Time will reveal if marketers and ad execs remain as unfazed by the loss of cookies. In the interim, they face a slew of more immediate challenges, from the evolving categorization of TV to the fragmentation of retail media and the perennial issue of brand safety. Arguably, the most pressing of these challenges is the aftermath of the ongoing wave of layoffs that has swept through the platforms.

This has left some advertisers with leaner account teams, posing an additional challenge to their operations. As one marketer candidly disclosed under the veil of anonymity, “The Meta team we work with is pulling staff and replacing it with AI. We’ve had no say in the matter. The tonality of the way we’ve been told about it is finite and frankly speaking downright negative.”

Yet, despite their concerns, Meta’s communications around the situation have essentially presented advertisers with a “take it or leave it” ultimatum, leaving them with limited recourse. The marketer expanded on the point: “The subtext I got from Meta’s update was basically, ‘This is our position, and that’s it — there’s no negotiation.’ What can I do?”

However, one area where marketers are taking more proactive measures is in the realm of gaming. While it may not currently be a significant area of spending or one of the fastest-growing areas, it is garnering increased attention from marketers who had previously overlooked it last year.

In 2024, advertisers are creeping back into gaming and esports, but spending their budgets with far more discretion than in past years. Marketers are growing more familiar with the sheer variety of ways to engage with the gaming audience, turning their focus toward more targeted influencer campaigns or in-game brand activations rather than simply throwing money into Twitch pre-roll ads or logo slaps on esports teams’ jerseys.

Despite expectations from some investors in the sector, neither pandemic lockdowns nor the introduction of updated IAB measurement standards led to the anticipated explosion in in-game advertising in recent years. Nonetheless, executives at in-game advertising companies informed Digiday that ad spend in games is steadily rising as brands grow more confident in gaming as a marketing channel.

“I don’t think that gaming is this massive unlock that’s going to all of a sudden create more spend in the digital advertising space,” said Kristan Rivers, CEO of in-game advertising firm AdInMo. “When I look at the share of wallet for in-game advertising, the barriers seem to be getting lower and lower.”
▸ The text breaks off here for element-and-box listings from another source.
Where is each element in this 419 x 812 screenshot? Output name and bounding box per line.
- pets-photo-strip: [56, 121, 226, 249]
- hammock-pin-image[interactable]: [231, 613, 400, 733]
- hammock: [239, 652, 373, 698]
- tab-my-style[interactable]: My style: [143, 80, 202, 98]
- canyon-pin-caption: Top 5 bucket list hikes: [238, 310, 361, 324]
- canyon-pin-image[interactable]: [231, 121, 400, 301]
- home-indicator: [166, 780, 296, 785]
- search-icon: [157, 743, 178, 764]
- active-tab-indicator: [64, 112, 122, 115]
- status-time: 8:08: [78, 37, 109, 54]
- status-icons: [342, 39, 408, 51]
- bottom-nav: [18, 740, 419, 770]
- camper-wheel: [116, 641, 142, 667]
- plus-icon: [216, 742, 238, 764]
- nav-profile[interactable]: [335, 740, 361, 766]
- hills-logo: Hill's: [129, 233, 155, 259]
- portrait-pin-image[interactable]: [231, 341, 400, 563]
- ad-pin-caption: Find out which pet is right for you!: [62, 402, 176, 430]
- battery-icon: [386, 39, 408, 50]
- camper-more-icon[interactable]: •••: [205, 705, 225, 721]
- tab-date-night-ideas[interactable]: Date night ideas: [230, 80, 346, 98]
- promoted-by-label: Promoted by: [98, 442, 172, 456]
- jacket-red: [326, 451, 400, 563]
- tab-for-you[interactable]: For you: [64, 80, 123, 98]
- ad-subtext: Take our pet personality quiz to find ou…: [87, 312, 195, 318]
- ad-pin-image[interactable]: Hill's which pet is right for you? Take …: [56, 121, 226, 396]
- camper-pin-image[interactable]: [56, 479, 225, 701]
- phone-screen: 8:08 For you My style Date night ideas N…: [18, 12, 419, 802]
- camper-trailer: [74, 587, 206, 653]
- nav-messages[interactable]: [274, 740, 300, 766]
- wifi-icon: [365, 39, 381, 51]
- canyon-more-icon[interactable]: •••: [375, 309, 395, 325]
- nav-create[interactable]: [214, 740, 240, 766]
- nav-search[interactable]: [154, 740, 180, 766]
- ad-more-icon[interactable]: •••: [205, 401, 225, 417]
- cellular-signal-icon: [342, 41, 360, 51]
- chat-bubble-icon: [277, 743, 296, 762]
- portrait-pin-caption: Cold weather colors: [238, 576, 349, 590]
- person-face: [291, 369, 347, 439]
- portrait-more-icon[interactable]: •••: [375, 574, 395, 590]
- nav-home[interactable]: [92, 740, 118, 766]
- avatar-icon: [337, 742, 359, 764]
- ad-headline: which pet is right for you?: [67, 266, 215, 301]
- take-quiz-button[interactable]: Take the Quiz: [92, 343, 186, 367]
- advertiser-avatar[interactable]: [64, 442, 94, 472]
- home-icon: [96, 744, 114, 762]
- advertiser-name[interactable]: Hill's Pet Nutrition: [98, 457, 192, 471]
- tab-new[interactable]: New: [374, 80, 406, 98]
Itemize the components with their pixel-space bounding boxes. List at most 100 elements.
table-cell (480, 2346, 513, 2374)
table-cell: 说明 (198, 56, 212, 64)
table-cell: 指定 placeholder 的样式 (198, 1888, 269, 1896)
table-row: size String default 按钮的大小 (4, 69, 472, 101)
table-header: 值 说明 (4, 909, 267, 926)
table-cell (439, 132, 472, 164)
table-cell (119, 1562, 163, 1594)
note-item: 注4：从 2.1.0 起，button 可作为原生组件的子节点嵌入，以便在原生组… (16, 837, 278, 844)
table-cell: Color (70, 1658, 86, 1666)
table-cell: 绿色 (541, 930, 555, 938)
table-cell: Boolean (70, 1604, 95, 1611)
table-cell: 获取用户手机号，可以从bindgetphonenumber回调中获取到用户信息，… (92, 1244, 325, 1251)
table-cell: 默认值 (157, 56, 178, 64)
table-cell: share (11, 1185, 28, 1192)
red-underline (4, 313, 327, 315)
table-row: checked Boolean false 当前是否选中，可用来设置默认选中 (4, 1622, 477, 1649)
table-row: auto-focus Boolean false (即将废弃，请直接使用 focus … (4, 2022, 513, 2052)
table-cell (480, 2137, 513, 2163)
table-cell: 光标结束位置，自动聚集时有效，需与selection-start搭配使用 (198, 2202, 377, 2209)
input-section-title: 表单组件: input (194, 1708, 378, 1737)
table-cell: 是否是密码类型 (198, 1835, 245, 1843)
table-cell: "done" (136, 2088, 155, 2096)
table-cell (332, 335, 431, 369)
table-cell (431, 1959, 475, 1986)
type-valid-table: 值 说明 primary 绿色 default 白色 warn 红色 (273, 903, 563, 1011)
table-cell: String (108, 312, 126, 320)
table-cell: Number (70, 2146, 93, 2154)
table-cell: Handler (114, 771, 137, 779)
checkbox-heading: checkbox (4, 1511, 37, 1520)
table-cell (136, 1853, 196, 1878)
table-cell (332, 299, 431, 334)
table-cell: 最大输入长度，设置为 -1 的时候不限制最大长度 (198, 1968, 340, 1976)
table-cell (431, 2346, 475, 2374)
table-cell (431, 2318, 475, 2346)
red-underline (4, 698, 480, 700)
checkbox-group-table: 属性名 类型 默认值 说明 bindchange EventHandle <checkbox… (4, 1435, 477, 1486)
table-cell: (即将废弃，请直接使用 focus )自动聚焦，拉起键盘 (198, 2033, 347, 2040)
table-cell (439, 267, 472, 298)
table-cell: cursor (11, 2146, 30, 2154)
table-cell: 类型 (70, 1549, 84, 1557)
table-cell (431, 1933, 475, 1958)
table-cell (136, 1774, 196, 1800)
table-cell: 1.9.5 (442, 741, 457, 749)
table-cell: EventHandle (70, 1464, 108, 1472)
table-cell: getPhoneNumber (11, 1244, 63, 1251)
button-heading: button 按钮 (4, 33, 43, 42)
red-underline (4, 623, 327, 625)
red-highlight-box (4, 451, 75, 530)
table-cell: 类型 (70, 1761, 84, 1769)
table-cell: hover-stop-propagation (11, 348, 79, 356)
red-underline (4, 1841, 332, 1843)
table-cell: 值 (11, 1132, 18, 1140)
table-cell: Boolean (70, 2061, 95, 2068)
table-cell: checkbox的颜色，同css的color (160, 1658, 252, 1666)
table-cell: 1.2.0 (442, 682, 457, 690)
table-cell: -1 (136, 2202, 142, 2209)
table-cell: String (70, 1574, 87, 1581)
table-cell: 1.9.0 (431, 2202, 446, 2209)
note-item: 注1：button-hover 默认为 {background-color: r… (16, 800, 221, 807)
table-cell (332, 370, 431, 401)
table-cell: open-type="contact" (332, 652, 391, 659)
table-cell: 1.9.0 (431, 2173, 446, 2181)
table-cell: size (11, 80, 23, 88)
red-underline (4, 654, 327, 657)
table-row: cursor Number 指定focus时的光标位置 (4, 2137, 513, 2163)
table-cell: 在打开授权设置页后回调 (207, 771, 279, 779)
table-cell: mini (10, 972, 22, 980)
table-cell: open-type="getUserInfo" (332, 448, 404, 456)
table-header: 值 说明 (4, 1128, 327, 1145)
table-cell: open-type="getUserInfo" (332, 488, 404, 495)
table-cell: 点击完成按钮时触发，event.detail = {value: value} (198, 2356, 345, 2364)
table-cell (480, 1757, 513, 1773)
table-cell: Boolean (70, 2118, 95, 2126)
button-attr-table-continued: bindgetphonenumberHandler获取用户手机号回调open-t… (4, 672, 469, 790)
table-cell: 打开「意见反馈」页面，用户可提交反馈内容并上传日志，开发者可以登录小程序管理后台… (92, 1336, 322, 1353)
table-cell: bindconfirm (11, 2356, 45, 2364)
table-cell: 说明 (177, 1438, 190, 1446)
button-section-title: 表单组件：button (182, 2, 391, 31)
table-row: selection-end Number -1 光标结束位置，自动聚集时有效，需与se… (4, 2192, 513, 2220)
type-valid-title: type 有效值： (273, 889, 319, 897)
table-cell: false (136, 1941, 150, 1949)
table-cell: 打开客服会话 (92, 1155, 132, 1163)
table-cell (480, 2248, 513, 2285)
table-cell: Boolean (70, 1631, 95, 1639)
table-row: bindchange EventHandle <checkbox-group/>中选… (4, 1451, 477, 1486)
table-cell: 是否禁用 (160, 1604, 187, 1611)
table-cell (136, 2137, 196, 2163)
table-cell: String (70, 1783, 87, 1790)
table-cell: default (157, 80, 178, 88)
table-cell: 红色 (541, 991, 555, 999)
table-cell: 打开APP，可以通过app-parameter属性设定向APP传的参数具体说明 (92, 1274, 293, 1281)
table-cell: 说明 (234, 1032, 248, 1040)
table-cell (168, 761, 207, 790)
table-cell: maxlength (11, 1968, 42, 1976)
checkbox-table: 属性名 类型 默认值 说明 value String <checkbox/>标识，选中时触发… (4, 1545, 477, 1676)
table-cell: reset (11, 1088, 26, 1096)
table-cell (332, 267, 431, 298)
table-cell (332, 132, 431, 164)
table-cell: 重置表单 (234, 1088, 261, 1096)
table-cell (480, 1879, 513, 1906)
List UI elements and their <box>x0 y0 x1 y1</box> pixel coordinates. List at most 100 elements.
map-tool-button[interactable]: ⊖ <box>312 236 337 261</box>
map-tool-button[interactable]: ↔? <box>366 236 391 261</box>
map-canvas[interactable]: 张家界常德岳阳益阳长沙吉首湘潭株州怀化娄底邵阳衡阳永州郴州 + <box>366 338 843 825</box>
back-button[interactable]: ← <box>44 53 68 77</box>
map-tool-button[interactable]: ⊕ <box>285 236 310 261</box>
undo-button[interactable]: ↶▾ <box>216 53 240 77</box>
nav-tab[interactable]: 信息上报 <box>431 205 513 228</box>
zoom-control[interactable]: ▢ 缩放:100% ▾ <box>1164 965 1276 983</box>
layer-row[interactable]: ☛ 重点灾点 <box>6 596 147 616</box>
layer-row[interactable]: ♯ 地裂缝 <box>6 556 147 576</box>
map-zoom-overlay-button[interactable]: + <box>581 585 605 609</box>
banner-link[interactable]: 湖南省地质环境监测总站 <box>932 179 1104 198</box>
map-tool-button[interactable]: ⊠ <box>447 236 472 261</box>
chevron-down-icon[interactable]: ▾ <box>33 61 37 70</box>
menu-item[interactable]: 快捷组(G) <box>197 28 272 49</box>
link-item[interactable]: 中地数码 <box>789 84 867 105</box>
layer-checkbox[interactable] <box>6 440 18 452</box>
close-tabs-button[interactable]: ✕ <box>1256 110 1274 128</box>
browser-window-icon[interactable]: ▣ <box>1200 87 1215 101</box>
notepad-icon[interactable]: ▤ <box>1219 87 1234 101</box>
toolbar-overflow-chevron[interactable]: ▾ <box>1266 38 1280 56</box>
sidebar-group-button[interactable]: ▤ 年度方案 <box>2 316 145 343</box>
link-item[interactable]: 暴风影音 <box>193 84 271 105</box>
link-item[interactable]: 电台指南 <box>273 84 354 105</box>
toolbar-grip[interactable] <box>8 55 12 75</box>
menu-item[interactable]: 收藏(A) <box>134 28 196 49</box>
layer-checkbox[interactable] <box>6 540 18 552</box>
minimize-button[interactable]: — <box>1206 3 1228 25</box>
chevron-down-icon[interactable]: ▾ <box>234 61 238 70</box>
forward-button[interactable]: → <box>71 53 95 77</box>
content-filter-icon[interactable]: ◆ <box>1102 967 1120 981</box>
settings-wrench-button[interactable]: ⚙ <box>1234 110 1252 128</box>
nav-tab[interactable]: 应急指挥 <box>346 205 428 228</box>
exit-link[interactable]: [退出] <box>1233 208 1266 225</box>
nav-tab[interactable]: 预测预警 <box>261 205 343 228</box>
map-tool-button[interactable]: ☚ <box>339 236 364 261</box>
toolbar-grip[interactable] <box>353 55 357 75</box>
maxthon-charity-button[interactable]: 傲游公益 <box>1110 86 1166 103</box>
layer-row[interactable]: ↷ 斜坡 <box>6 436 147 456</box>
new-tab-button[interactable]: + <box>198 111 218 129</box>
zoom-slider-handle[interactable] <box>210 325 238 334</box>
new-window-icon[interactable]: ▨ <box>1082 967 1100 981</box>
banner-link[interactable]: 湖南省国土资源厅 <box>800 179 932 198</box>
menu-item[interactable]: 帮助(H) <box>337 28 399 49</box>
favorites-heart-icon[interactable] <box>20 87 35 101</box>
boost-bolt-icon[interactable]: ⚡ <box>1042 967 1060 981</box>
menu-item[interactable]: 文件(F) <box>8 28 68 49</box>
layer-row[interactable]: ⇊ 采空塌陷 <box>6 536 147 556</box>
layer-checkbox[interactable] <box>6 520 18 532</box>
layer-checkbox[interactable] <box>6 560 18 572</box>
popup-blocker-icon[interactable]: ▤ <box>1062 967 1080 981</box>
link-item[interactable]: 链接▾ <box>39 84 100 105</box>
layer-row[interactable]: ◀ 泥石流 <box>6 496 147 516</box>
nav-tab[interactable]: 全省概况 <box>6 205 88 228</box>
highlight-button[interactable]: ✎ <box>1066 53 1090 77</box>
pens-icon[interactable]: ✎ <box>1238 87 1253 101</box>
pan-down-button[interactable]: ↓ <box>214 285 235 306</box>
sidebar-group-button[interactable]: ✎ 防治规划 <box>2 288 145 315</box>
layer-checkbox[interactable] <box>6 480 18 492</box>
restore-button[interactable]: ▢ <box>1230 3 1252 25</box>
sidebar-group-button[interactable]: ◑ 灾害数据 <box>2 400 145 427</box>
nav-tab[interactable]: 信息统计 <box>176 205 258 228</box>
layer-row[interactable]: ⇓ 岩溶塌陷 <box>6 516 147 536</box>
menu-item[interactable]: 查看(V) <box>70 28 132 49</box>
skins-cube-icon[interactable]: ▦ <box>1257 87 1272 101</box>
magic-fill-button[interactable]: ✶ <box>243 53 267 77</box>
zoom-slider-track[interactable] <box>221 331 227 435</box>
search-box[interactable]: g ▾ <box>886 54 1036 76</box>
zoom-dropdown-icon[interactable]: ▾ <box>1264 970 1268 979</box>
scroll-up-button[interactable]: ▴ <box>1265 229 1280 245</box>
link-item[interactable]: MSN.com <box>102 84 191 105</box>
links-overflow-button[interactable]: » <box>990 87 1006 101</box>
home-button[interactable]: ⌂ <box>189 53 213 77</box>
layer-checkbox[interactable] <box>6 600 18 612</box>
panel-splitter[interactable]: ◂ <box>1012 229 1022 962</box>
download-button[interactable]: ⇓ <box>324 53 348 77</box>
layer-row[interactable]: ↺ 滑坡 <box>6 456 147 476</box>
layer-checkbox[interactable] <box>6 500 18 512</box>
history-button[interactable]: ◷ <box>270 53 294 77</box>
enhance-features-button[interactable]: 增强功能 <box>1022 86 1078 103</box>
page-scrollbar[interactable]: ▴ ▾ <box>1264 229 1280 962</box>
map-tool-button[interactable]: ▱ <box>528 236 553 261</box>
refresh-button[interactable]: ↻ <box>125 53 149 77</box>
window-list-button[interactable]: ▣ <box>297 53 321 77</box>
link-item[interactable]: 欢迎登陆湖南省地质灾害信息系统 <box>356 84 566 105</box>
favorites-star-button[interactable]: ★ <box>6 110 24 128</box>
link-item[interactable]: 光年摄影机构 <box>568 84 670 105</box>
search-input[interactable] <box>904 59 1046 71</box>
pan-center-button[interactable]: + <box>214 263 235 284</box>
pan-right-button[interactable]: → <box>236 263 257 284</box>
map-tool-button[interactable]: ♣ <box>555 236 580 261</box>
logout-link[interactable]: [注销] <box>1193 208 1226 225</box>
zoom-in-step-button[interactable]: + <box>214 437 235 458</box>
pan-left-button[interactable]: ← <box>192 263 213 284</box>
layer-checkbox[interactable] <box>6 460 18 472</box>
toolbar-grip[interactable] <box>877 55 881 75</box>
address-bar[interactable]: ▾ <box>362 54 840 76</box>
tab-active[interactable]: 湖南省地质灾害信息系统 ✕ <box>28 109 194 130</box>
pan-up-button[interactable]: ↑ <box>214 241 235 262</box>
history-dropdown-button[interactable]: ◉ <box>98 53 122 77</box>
On this basis, in-game advertising, like so many other addressable mediums, has, and will continue to, be at the mercy of flexibility in advertising. Since the pandemic, marketers have been seeking more flexible ways to spend money with media owners. For example, rather than committing funds to a media owner for a quarter, they prefer agreements that span longer periods.

“Spending, for the most part at least, is still structured around an annual budget with quarterly commitments,” said Bruce Biegel, senior managing partner at Winterberry Group. Everybody’s still nervous of the shoe dropping, which is what happened last year. There was the banking crisis, interest rates, wars — there was always another shoe to drop. Marketers had to be nimble as a result.

When multiple significant shifts converge as they are here, consolidation tends to follow suit, and this time is no exception. Larger companies are actively seeking acquisition targets, while smaller ones feel the pressure to cash in their chips amid the prevailing uncertainty. Already, we’ve seen signs of this activity, such as LiveRamp’s intention to purchase data clean room provider Habu. Expect more of the same in the second half of the year as confidence in the market firms up and interest rates stabilize. 

“We are hearing from most of the specialist bankers in the sector that their pitch activity, which precedes companies coming on market by about six months, in the fourth quarter started to really accelerate,” said Biegel. “If last year was uncertainty, this year we have some stability with transformation and that’s the point where people start to buy.”

Which is to say 2024 is to be a tumultuous year for marketers — but then again, when isn’t it?